The leader of the church, Brian Tamaki, says his Man Up and Legacy programmes have helped hundreds of people turn their lives around, many of whom have spent years in the criminal justice system.

He said Man Up isn’t just a programme it is a lifestyle.

Man Up’s website describes the 15-week programme as a link to a ‘brotherhood’, which helps men identify and understand issues in their lives, and work through them for a more stable future.

Toku Kopu, 57, is an ex president of the Mongrel Mob and said Man Up changed his life.

“I mean I was a violent offender and a repeat offender, and I’ve been in and out of prison since I was 12 and now I’m two years clean and able to focus better.

“I changed my friends to positive people, just surrounded myself with lots of people who were in the same predicament as me and Man Up helped me with that.”

Mr Kopu said he would never return to a life of crime.

Brian Tamaki claimed his programmes had been refused access to prisons and had their funding applications rejected.

The Corrections Department said it had never received a formal application from Destiny Church to deliver Man Up or Legacy in prisons.

The Justice Minister Andrew Little said the church had also never applied for funding.

“I’m not trying to point the finger of blame here, let’s just understand what it is that the issues are for [Mr Tamaki] and his Man Up programme and let’s see if we can pull something together which helps the government achieve its objectives which is reducing family violence and reducing the number of folks going to prison.”

The Employment Minister Willie Jackson said if the Destiny Church went through the proper channels then they could be able to get into prisons and get the funding they needed.

“I think that’s the problem here is that they actually haven’t gone through a formal process in terms of applications, so let’s see what they come up with.”

Brian Tamaki however appeared unwilling to play ball.

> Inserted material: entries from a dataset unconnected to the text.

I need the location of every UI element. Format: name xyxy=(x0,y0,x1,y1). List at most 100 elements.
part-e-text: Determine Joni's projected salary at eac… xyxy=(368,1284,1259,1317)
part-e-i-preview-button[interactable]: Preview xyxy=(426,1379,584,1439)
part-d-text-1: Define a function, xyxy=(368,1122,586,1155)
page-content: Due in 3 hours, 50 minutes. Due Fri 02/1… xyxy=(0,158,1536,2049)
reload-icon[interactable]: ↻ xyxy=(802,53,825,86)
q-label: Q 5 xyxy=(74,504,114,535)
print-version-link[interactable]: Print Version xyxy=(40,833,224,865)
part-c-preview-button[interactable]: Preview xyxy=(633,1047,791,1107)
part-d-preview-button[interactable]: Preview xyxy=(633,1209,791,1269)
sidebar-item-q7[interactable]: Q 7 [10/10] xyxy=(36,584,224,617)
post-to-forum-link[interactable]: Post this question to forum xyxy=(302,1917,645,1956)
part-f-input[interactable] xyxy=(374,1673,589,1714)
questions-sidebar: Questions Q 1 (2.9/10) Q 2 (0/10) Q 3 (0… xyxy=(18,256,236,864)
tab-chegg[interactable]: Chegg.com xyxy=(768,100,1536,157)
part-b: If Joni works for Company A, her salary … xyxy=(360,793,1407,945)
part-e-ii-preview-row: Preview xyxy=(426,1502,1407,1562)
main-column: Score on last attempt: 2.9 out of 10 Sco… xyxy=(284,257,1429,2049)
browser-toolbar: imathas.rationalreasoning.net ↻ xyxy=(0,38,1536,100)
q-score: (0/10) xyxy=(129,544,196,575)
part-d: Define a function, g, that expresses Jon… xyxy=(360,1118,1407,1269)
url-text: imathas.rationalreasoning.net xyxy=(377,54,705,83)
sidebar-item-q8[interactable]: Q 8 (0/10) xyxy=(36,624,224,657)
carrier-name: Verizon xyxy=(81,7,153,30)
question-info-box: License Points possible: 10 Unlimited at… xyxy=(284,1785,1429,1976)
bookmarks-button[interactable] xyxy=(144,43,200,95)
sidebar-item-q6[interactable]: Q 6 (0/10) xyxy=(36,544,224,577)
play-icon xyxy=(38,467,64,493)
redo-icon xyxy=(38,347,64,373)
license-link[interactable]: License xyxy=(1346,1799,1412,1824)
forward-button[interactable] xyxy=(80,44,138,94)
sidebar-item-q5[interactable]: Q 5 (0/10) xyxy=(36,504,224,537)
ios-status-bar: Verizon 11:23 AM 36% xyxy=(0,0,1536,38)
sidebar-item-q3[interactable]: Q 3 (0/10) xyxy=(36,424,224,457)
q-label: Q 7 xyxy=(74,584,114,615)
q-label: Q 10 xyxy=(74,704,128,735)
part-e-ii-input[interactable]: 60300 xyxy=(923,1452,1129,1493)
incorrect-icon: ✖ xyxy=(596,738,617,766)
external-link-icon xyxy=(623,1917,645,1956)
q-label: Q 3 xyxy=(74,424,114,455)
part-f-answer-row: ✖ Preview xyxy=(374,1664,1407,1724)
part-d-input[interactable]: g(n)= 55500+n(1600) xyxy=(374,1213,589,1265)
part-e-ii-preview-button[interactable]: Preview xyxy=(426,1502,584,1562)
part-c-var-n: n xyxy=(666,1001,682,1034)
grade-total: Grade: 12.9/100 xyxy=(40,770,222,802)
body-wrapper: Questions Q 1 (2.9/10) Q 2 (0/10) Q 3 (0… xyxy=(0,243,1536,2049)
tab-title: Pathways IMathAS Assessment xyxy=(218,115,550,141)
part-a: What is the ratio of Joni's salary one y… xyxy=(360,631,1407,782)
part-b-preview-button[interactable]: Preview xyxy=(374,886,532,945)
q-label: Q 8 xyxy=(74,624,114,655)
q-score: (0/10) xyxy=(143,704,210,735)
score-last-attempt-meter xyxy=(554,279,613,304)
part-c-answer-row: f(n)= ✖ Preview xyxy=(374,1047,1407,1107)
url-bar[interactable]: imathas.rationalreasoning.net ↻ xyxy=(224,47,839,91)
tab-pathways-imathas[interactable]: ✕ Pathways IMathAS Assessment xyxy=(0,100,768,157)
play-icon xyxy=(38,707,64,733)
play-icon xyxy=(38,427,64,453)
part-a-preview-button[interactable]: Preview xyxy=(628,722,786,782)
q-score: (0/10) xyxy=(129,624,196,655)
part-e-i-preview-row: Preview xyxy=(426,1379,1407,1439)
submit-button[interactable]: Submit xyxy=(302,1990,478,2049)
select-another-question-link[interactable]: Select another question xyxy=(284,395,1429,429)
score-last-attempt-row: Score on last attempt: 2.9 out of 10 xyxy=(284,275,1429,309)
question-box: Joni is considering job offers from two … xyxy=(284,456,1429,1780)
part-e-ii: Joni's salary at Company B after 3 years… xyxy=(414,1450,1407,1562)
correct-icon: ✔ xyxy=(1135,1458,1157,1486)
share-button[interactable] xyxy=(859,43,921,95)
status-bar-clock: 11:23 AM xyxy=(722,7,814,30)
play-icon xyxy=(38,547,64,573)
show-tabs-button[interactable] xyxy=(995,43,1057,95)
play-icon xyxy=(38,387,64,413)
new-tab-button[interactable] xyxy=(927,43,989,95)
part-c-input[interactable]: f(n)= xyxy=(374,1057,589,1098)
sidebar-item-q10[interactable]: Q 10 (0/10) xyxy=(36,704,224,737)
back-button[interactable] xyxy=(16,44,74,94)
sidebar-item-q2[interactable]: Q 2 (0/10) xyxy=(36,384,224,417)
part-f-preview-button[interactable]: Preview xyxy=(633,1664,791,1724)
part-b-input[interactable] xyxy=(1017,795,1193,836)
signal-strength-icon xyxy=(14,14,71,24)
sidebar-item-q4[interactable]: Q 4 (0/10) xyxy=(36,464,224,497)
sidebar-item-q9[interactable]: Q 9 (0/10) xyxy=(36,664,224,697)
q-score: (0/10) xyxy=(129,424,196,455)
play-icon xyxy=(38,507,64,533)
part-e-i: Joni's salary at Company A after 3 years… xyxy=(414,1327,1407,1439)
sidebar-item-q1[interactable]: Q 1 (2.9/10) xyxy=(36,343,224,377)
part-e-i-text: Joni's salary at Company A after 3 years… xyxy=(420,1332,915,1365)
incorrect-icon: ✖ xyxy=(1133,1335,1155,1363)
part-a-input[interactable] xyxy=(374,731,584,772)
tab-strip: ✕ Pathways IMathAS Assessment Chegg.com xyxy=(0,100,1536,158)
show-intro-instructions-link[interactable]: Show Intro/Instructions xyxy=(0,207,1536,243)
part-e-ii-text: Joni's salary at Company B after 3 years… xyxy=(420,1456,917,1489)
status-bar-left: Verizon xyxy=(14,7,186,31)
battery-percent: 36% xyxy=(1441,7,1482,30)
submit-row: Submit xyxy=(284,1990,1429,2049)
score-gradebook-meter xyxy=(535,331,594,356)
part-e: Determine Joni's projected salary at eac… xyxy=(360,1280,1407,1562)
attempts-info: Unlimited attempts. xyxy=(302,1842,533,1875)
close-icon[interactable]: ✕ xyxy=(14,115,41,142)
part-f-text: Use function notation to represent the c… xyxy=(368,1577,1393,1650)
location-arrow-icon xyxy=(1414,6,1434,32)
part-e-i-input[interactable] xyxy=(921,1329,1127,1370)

“Go through the channels? Well how come the Prime Minister can assign $30 million without even consulting to the Papua New Guinean Government and they misused it, and they have billions of dollars for pine trees and I’m talking about just a little bit of money for people.”

Asked again whether he would go through the correct channels, Mr Tamaki said he did not have time for that.

“I’ve been waiting for 20 years and I’m doing the business without taxpayers money.”